Prior to joining the Trust as a PLANTS Project Inventory Officer, Lucrezia Rossi was a Zoology student at the University of Aberdeen and also worked part-time, both as a waitress and as a gardener.

Lucrezia has always been interested in the natural world, and the PLANTS project immediately appealed because she is enthusiastic about creating a plant-record database that can be used to tackle important issues, such as the spread of disease. Lucrezia is also eager to get the chance to visit as many Trust gardens as possible, expanding her plant knowledge as she goes.

Lucrezia isn’t opposed to the idea of having ‘weeds’ in her garden; in fact, she feels that foxgloves have some of the most beautiful flowers she has ever seen! Lucrezia would recommend that anyone passionate about gardening and plants should consider getting involved in community gardening and voluntary work as a way of pursuing their interest.

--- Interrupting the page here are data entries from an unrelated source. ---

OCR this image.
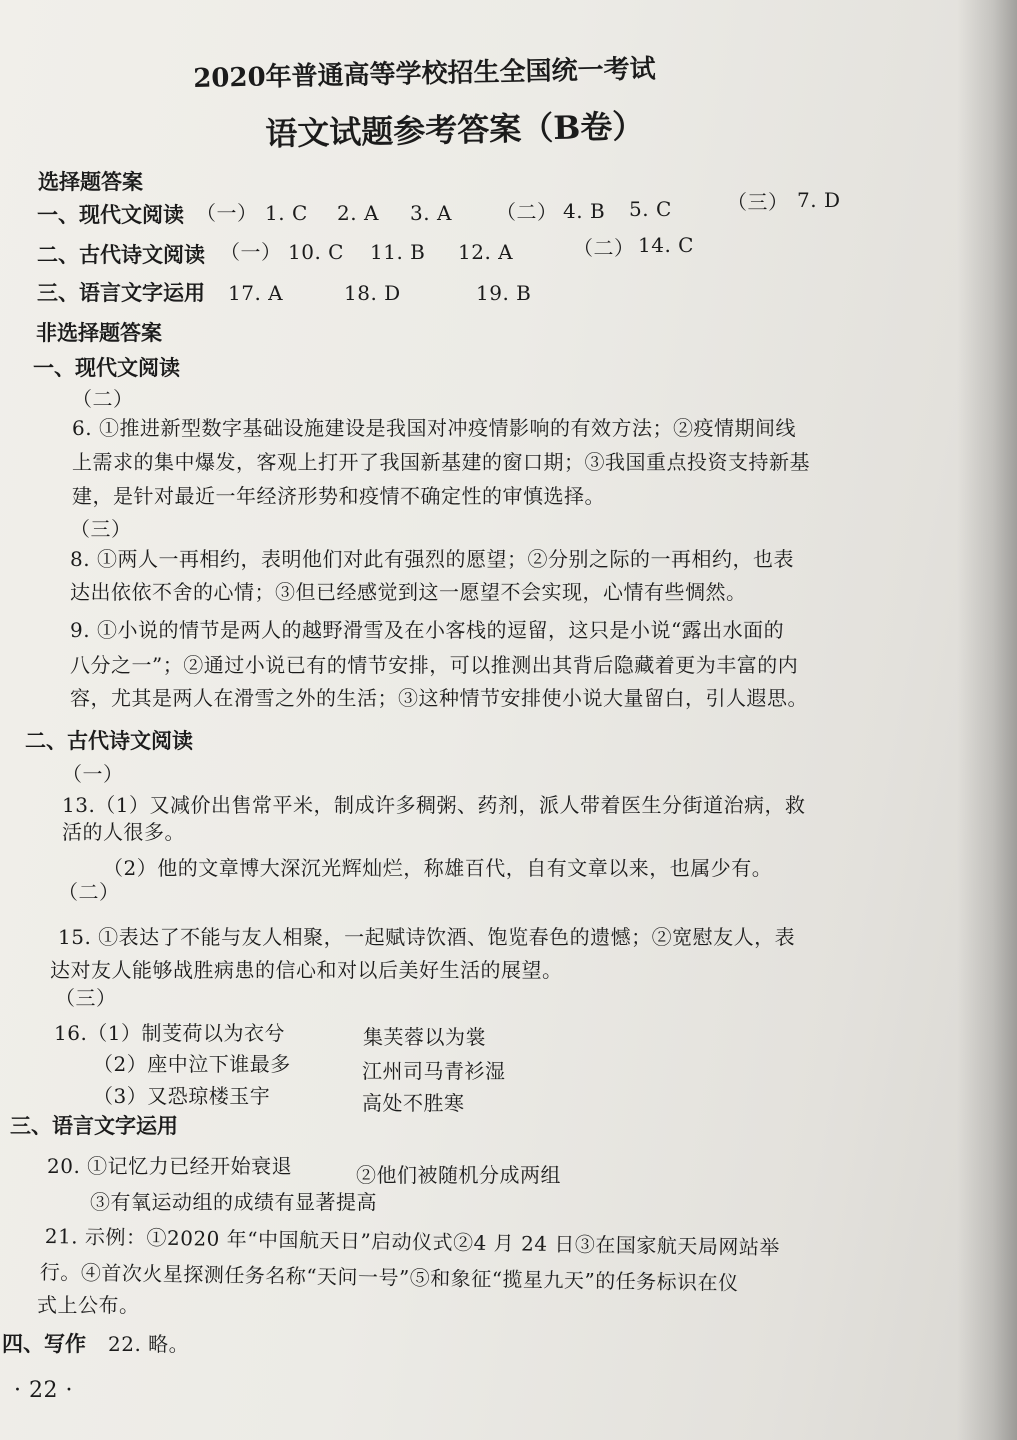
2020年普通高等学校招生全国统一考试
语文试题参考答案（B卷）
选择题答案
一、现代文阅读 （一） 1. C 2. A 3. A （二） 4. B 5. C	（三） 7. D
二、古代诗文阅读 （一） 10. C 11. B 12. A	（二） 14. C
三、语言文字运用 17. A	18. D	19. B
非选择题答案
一、现代文阅读
（二）
6. ①推进新型数字基础设施建设是我国对冲疫情影响的有效方法；②疫情期间线
上需求的集中爆发，客观上打开了我国新基建的窗口期；③我国重点投资支持新基
建，是针对最近一年经济形势和疫情不确定性的审慎选择。
（三）
8. ①两人一再相约，表明他们对此有强烈的愿望；②分别之际的一再相约，也表
达出依依不舍的心情；③但已经感觉到这一愿望不会实现，心情有些惆然。
9. ①小说的情节是两人的越野滑雪及在小客栈的逗留，这只是小说“露出水面的
八分之一”；②通过小说已有的情节安排，可以推测出其背后隐藏着更为丰富的内
容，尤其是两人在滑雪之外的生活；③这种情节安排使小说大量留白，引人遐思。
二、古代诗文阅读
（一）
13.（1）又减价出售常平米，制成许多稠粥、药剂，派人带着医生分街道治病，救
活的人很多。
（2）他的文章博大深沉光辉灿烂，称雄百代，自有文章以来，也属少有。
（二）
15. ①表达了不能与友人相聚，一起赋诗饮酒、饱览春色的遗憾；②宽慰友人，表
达对友人能够战胜病患的信心和对以后美好生活的展望。
（三）
16.（1）制芰荷以为衣兮	集芙蓉以为裳
（2）座中泣下谁最多	江州司马青衫湿
（3）又恐琼楼玉宇	高处不胜寒
三、语言文字运用
20. ①记忆力已经开始衰退	②他们被随机分成两组
③有氧运动组的成绩有显著提高
21. 示例：①2020 年“中国航天日”启动仪式②4 月 24 日③在国家航天局网站举
行。④首次火星探测任务名称“天问一号”⑤和象征“揽星九天”的任务标识在仪
式上公布。
四、写作 22. 略。
· 22 ·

Fran Culverhouse has a strong interest in plant taxonomy and she’s therefore eager to get to know the Trust plant collections in her region. Prior to joining the Trust as an Inventory Officer, Fran was responsible for running one of the nurseries at Kew Gardens, propagating a wide range of plants and managing a team of staff, students and volunteers.

Fran wasn’t always interested in gardening though. She grew up in a flat in London and therefore wasn’t particularly exposed to the idea. However, she had the chance to join a Prince’s Trust course as a teenager and she asked to do something outdoors for work experience; two years later, Fran had joined Kew Gardens as a trainee and her eyes were opened to the world of plants! For Fran, practical gardening experience is the most valuable and important thing she would recommend to anyone starting out in the field.

North team

Two women stand next to each other in a garden, smiling for the camera. Both wear bright blue National Trust for Scotland t-shirts. The lady on the left wears a dark baseball cap. A variety of green- and red-leafed shrubs surround them. A stone garden urn stands on the left.
PLANTS project, North team (from left to right: Philippa Holdsworth and Valeria Soddu)

Team manager

Philippa Holdsworth is the Inventory Team Manager for the North region, covering Angus, Aberdeenshire and the Highlands. She’s had a long career in IT involving software development and training, but from 2016 she began studying horticulture and gradually shifted towards gardening. Philippa is therefore delighted to get the chance to merge her IT and horticulture skills.

Gardening is in Philippa’s genes: at least three generations were involved in market gardening on her father’s side of the family. Philippa is passionate about protecting biodiversity, and she is particularly aware that there is a need to underpin any conservation effort with data. She also loves ‘Planting the Natural Garden’ by Piet Oudolf and Henk Gerritsen and can get very excited about coming up with planting combinations, as they clearly do!

Inventory Officer

Valeria Soddu was a Plant and Soil Science undergraduate at the University of Aberdeen before taking on her role as Inventory Officer. The opportunity to spend time outdoors identifying plants was really appealing to Valeria, and she’s looking forward to working at Inverewe Garden later in the year.

When looking back on early gardening memories, Valeria can recall growing a sweet potato plant in primary school (on her own initiative) – she can still remember being told off by her teachers for watering the plant instead of following the lesson.

Valeria would advise that anyone interested in getting into horticulture spend time volunteering at a local garden; it’s a great way of working out which branch of this fascinating field you most enjoy!